22. Simboli
"Non capisco, che intendeva dire?" chiese Beatrice.
"Che lui non può parlare" rispose Corrado.
"A questo ci ero arrivata, grazie"
"Che lui non può parlare..."
"Ho capito non sono sorda!"
"Ma forse qualcun altro sì"
"Ah".
Corrado aveva una strana luce negli occhi.
"E chi?" chiese Beatrice senza comprendere.
"Qualcuno che conosce i fatti, qualcuno che potrebbe avere delle informazioni..."
"Aspetta... uno dei Fuoriusciti intendi?".
Corrado ci pensò su per qualche secondo e dopo aver scartato tutte le altre opzioni ritenne che quella fosse in effetti l'unica plausibile.
"Certo! Non c'è altro da fare, non possiamo rientrare a Mezzanto; quindi, dobbiamo trovare quello che ci serve qui fuori. E chi può darci le risposte che cerchiamo se non qualcuno che conosce la storia?" disse Corrado con il volto illuminato dal sole.
Beatrice si calcò il berretto sulla testa e indossò un paio di guanti viola.
"Perché Elias ci ha aiutato? Ci ha aiutato vero?"
"Perché è giusto, non capisci? C'è qualcosa di molto più grande in questa storia, qualcosa che ci riguarda e lui lo sa bene"

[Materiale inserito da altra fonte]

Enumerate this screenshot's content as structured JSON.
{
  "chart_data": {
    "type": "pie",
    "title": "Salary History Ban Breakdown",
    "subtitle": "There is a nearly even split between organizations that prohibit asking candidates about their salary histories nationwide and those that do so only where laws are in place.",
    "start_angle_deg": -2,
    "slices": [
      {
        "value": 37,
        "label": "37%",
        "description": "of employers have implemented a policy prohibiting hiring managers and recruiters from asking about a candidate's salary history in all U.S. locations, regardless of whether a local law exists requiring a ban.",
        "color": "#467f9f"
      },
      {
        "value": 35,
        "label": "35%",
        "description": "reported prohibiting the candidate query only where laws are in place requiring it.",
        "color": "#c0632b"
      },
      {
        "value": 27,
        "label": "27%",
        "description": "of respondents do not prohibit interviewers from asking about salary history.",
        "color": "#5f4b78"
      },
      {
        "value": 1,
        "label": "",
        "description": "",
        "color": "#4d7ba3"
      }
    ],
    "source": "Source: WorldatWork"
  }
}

"E tu pensi che lui volesse aiutarci a capire, senza farlo veramente?"
"Qualcosa del genere, suppongo. Dire senza dire" concluse Corrado.
Beatrice non sembrava del tutto convinta.
"E come lo troviamo un Fuoriuscito qui?"
"Non saprei davvero" rispose Corrado.
"E ammettiamo pure che lo troviamo. Poi? E se avesse dimenticato tutto?"
"Già... in ogni caso stiamo attenti ai déjà-vu. E al freddo".
"Garmigli è novembre".
Si incamminarono in direzione dei giardini percorrendo un tratto del viale alberato sul fianco della chiesa. Beatrice guardava con circospezione qualsiasi persona nei paraggi immaginando che potesse essere un mago, ma tutti gli risultavano alquanto improbabili.
"Potrebbe essere chiunque! Come facciamo a trovarlo!" disse alla fine.
"Che cosa faresti tu se uscissi da Mezzanto e ti ritrovassi qui?" chiese Corrado.
"Rientrerei immediatamente"
"Dai non scherziamo, è un faccenda seria"
"Sì, hai ragione scusa. Non so cosa farei, immagino che dovrei integrarmi in qualche modo... mi cercherei qualcosa da fare? Un modo per sopravvivere? Un lavoro?" azzardò Beatrice.
"Sì, un lavoro... qualcosa che mi permetta di costruirmi una vita qui"
"Ma che lavoro? Tutti lavorano, è come trovare un ago in un pagliaio, senti io non riesco a ragionare, ho fame, mangiamo qualcosa?" chiese Beatrice cambiando argomento.
Corrado strabuzzò gli occhi spiazzato da quella richiesta.
"O-ok, certo".
Era la prima volta che una ragazza lo invitava a mangiare qualcosa insieme, non era mai successo prima in sedici anni, escludendo i pranzi di famiglia dove solitamente veniva piazzato tra le cugine. Quella non era ovviamente la stessa cosa, qui si trattava di roba seria. Una ragazza, una ragazza vera, con gambe braccia e tutto il resto, gli aveva appena chiesto di sedersi allo stesso tavolo, da soli, magari uno di fronte all'altro. E quella ragazza era nella fattispecie Beatrice, che insomma, era parecchio carina.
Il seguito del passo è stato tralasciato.